At the same time, companies realized that such wellness resources as newsletters or on-site fitness centers were mostly reaching the already healthy, and not really influencing employees who needed them. “The average high-risk person has multiple health risks, and people with six or more have health care costs in the range of two to three times that of people the same age and gender who are low risk,” says David Anderson, vice president of program strategy and development at StayWell Health Management in St. Paul, a division of the European-owned health care information and communication company MediMedia USA. StayWell offers wellness programs for large employers.

“The ‘build it and they will come’ approach only takes you so far,” says Ronnie Bragen, product manager for Bloomington-based human resources firm Ceridian. So companies began to explore how to identify the high-risk employees and how to intervene, he says.

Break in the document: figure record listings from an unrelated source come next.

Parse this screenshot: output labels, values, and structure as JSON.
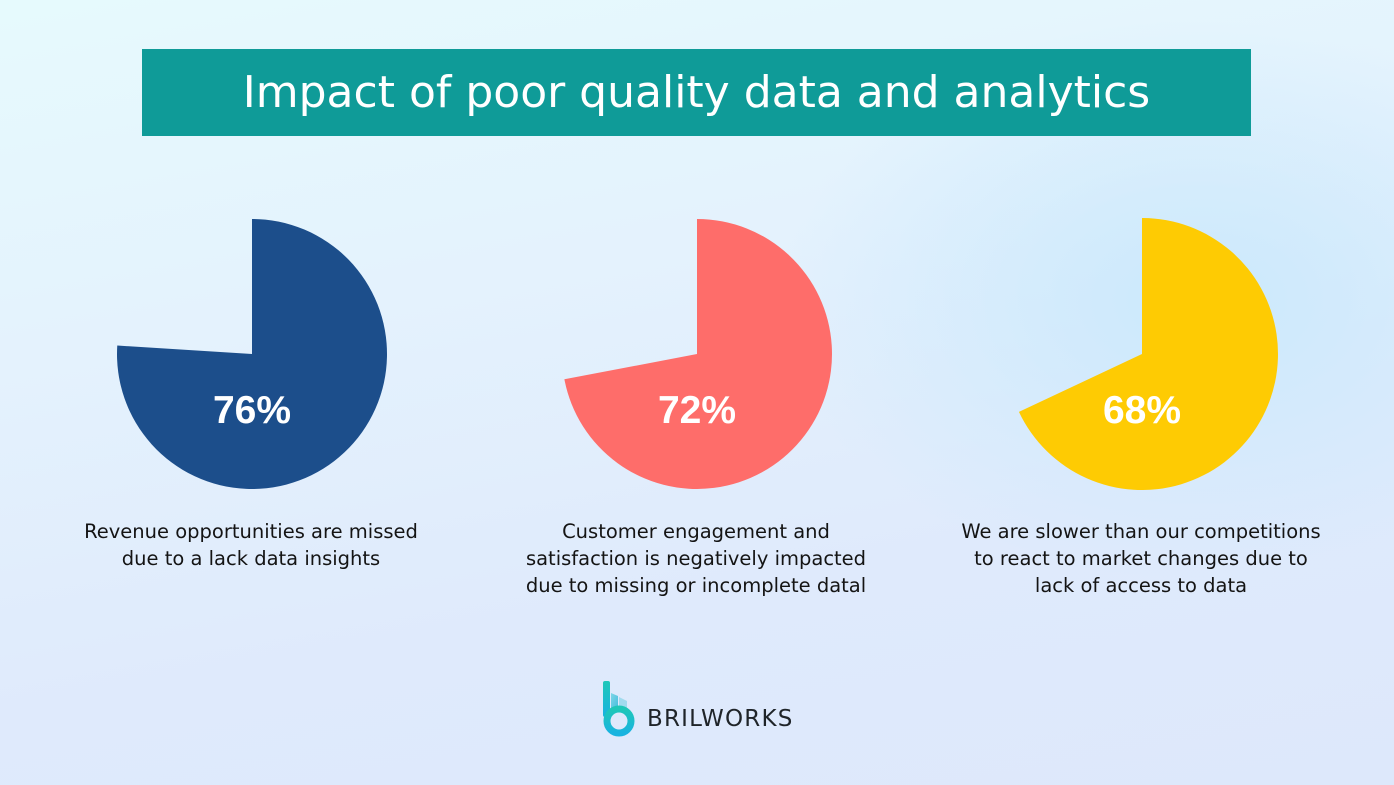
{
  "title": "Impact of poor quality data and analytics",
  "colors": {
    "title_bg": "#0f9b98",
    "title_text": "#ffffff",
    "pie_1": "#1c4e8b",
    "pie_2": "#fe6d6a",
    "pie_3": "#fecb03",
    "label_text": "#ffffff",
    "caption_text": "#141414"
  },
  "stats": [
    {
      "value_label": "76%",
      "caption_lines": [
        "Revenue opportunities are missed",
        "due to a lack data insights"
      ]
    },
    {
      "value_label": "72%",
      "caption_lines": [
        "Customer engagement and",
        "satisfaction is negatively impacted",
        "due to missing or incomplete datal"
      ]
    },
    {
      "value_label": "68%",
      "caption_lines": [
        "We are slower than our competitions",
        "to react to market changes due to",
        "lack of access to data"
      ]
    }
  ],
  "logo": {
    "icon": "brilworks-b-logo-icon",
    "text": "BRILWORKS"
  },
  "chart_data": {
    "type": "pie",
    "title": "Impact of poor quality data and analytics",
    "charts": [
      {
        "category": "Revenue opportunities are missed due to a lack data insights",
        "value": 76,
        "remainder": 24,
        "color": "#1c4e8b",
        "center": [
          252,
          354
        ],
        "radius": 135
      },
      {
        "category": "Customer engagement and satisfaction is negatively impacted due to missing or incomplete datal",
        "value": 72,
        "remainder": 28,
        "color": "#fe6d6a",
        "center": [
          697,
          354
        ],
        "radius": 135
      },
      {
        "category": "We are slower than our competitions to react to market changes due to lack of access to data",
        "value": 68,
        "remainder": 32,
        "color": "#fecb03",
        "center": [
          1142,
          354
        ],
        "radius": 136
      }
    ],
    "legend": "none",
    "grid": false
  }
}
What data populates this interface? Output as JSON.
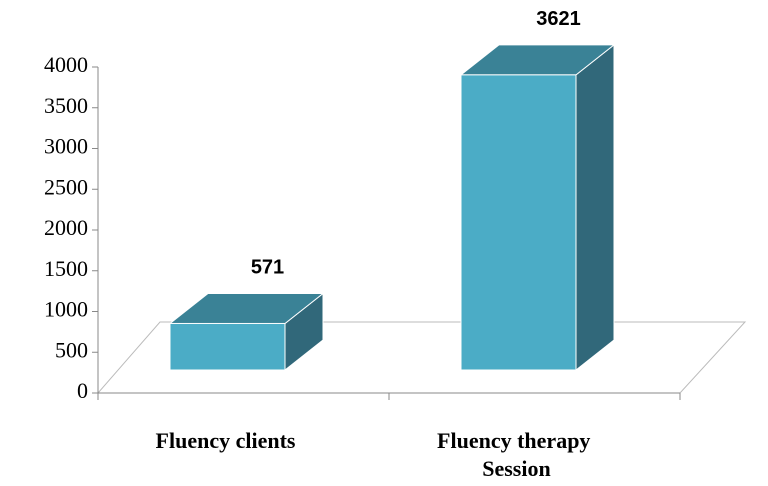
{
  "chart_data": {
    "type": "bar3d",
    "categories": [
      "Fluency clients",
      "Fluency therapy Session"
    ],
    "values": [
      571,
      3621
    ],
    "color": "#4bacc6",
    "ylim": [
      0,
      4000
    ],
    "yticks": [
      0,
      500,
      1000,
      1500,
      2000,
      2500,
      3000,
      3500,
      4000
    ]
  }
}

Within the past two years, these experts say, companies have begun to actively reach out to employees with increasingly sophisticated health assessment and promotion tools. The result is a burgeoning wellness movement that is already returning $3 for every $1 spent on programs. In the long term, employers hope wellness programs will encourage development of a healthier, more productive work force. “More and more companies recognize that if you have a healthy employee, it’s a good idea to keep them healthy, because you don’t spend as much money on them as you do if they contract a disease,” Pronk says. At the same time, companies are also interested in reaching “that 20 percent of the population that accounts for 80 percent of the health care expense,” says Deidre Serum, director of benefits for hospitality firm Carlson Companies, based in Minnetonka.